Meza “was ready and willing to kill again, and he looked forward to it,” Reed said.
Police said they are investigating possible links between Meza and several unsolved murders dating back to the 1990s.
“There’s a good chance we’ll find more cases,” said Austin Police Detective Katy Conner.
“Right now we have between eight and 10 cases that roughly fit the similar circumstances we’re looking at, but obviously that can increase,” she said.
Bruce Mills, now Austin’s assistant assistant city manager, was the city police sergeant who led the investigation into this 1982 case.
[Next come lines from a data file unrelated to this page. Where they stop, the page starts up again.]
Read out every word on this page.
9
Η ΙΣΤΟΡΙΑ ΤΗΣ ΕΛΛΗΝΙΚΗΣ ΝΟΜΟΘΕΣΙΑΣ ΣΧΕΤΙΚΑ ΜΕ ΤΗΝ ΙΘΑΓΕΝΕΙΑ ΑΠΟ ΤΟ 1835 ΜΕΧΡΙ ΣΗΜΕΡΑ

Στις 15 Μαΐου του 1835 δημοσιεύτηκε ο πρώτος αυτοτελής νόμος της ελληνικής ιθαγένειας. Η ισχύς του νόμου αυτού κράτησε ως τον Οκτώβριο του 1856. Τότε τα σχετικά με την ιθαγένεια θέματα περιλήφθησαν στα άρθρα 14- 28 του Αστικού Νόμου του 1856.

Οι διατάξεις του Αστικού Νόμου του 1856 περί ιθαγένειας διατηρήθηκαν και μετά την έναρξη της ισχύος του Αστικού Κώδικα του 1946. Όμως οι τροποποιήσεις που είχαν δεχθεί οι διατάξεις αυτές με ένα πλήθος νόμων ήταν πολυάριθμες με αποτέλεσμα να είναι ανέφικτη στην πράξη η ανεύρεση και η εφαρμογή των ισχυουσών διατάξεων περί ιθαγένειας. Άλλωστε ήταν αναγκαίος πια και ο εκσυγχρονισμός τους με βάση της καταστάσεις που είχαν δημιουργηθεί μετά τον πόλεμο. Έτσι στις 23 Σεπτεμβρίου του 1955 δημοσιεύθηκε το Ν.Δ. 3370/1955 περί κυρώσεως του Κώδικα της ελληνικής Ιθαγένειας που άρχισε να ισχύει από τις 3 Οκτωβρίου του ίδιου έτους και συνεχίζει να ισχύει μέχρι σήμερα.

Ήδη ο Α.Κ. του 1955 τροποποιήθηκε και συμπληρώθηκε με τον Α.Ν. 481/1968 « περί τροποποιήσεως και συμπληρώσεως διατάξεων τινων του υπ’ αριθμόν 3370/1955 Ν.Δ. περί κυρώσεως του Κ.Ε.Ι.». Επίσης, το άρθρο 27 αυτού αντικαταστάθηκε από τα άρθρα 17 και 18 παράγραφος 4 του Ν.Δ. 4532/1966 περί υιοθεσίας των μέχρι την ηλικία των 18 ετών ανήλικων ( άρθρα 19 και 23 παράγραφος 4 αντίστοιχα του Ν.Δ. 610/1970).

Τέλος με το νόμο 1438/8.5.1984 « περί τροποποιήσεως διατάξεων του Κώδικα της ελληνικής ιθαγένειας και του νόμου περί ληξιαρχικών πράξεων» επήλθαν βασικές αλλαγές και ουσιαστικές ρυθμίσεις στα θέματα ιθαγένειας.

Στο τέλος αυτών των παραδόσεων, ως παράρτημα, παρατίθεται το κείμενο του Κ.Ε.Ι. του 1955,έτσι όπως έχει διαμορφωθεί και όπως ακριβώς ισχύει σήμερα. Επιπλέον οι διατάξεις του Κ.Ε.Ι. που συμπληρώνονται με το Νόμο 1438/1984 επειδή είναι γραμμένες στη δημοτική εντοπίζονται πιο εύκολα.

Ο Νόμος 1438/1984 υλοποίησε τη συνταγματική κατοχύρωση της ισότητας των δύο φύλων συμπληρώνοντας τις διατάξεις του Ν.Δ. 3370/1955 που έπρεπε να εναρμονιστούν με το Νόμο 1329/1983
He told reporters Tuesday that police were preparing a strong case against Meza before prosecutors negotiated a plea deal with him for a 30-year sentence, which turned out to be 11 years behind bars.
“I remember it like it was yesterday,” Mills said of the murder investigation. “We were shocked and disappointed and had no real explanation as to why this case did not go to trial. We never got any concrete answers to that.”
“Here’s a serial killer who’s not getting justice,” Mills added. “It was a travesty of justice.”
A representative for the Travis County District Attorney, Jose Garza, could not be immediately reached for comment Thursday.
The chief district attorney in 1982 was Ronnie Earle, who died in 2020. A representative of his family could not be reached for comment.
The building that now houses the Travis County Attorney’s Office was named in Earle’s honor in 2018.